Censura por censura é feio, é ditatorial, é amarga. Mas censura por um mundo mais humano é algo que deveria passar pelos princípios de todos, não é não?!

No meu convívio tem um ser que trai a namorada (esse é escancarado). Ele faz tudo na nossa frente e depois ninguém pode comentar nada! Isso é censura hipócrita. Não quer virar notícia, não deixe que o fato aconteça (frase de antigo compercial). Mas evitar grandes constrangimentos pode ser uma censura razoável. Evitar, por exemplo, que um colega espalhe uma piada racista, seria censura?

A Revista Caras divulgou a carta de uma suicida na capa da revista – com detalhes, claro. Como o ex dela não quis ter seu nome divulgado na reportagem mais ridícula do planeta, a Revista Veja divulgou a história contando que era a volta da censura (uuuh! – som de fantasminha!). Que nojo, ou…

Claro que o Brasil tem péssimas lembranças do assunto e prefere afastar qualquer tipo de restrição da liberdade de imprensa a cuidar do assunto com mais cautela.

Pensemos como as professoras de primário: se a sua liberdade está interferindo na liberdade do outro, então a sua liberdade já acabou. Se a imprensa insiste em divulgar materiais perniciosos, talvez ela precise de um editor melhor. É só isso! Sem horrorizar, sem choramingar, sem alardear a volta da uma ditadura. Não quero que nada volte. Quero uma coisa inédita: Princípios!

Mais:

Dá licença, eu sou imprensa!

A chacina e o pânico da mídia

Anúncios

5 Respostas to “O filtro”

  1. O filtro |  Laboratório Jurídico Says:

    […] Site: https://direitoelegal.wordpress.com/2011/04/13/o-filtro/ Fonte: https://direitoelegal.wordpress.com/feed/ VN:F [1.9.6_1107]Salvando…Rating: 0.0/10 (0 votes cast) Adicionar aos favoritos […]

  2. Mauricio Says:

    Muito bom o post.
    Eu também possuo um blog (na verdade 2) sobre direito. Se puder dar uma olhada e seguir eu abradeço ;)

    http://mauricioopereira.blogspot.com
    http://vejadireito.wordpress.com

  3. Mariana Says:

    O seu blog é uma contribuição sem igual para a sociedade.
    Parabéns pelo senso crítico e leveza ao passar sua mensagem.
    De agora em diante serei visitante assídua. Abraços

  4. Silvia Salles Says:

    Concordo com cada vírgula.

  5. Rafael Rivas Says:

    Muito bom mesmo.

    O bom senso passa longe do nosso Estado Liberal. Confunde-se liberdade com libertinagem, como diz o roto jargão.

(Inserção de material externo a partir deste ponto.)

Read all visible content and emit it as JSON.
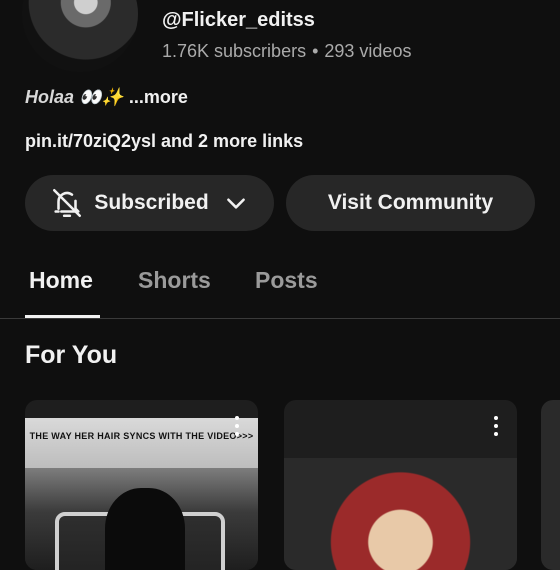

    Se nas propagandas de cerveja se veiculam mulheres seminuas, treinador da seleção, jogadores famosos, tartaruguinhas e caranguejos, estimulando algo prejudicial à saúde, imagina no resto das coisas que a televisão mostra.

    Essa desculpa de que “liberdade de imprensa acima de tudo”, “dever de informação”, “direito à notícia” ou “censura nunca mais”, é pura balela.

    Estou estudando (por conta própria) o PL sobre regulamentação da mídia e das mídias, como propriedade cruzada e etc. É engraçado ver os setores financeiros da sociedade lutando contra direitos dos cidadãos de não terem suas vidas invadidas, como fizeram com as vítimas da tragédia de Realengo. Entrevistar um menino que viveu aquela situação trágica, chafurdar no passado do criminoso, é benéfico para a população?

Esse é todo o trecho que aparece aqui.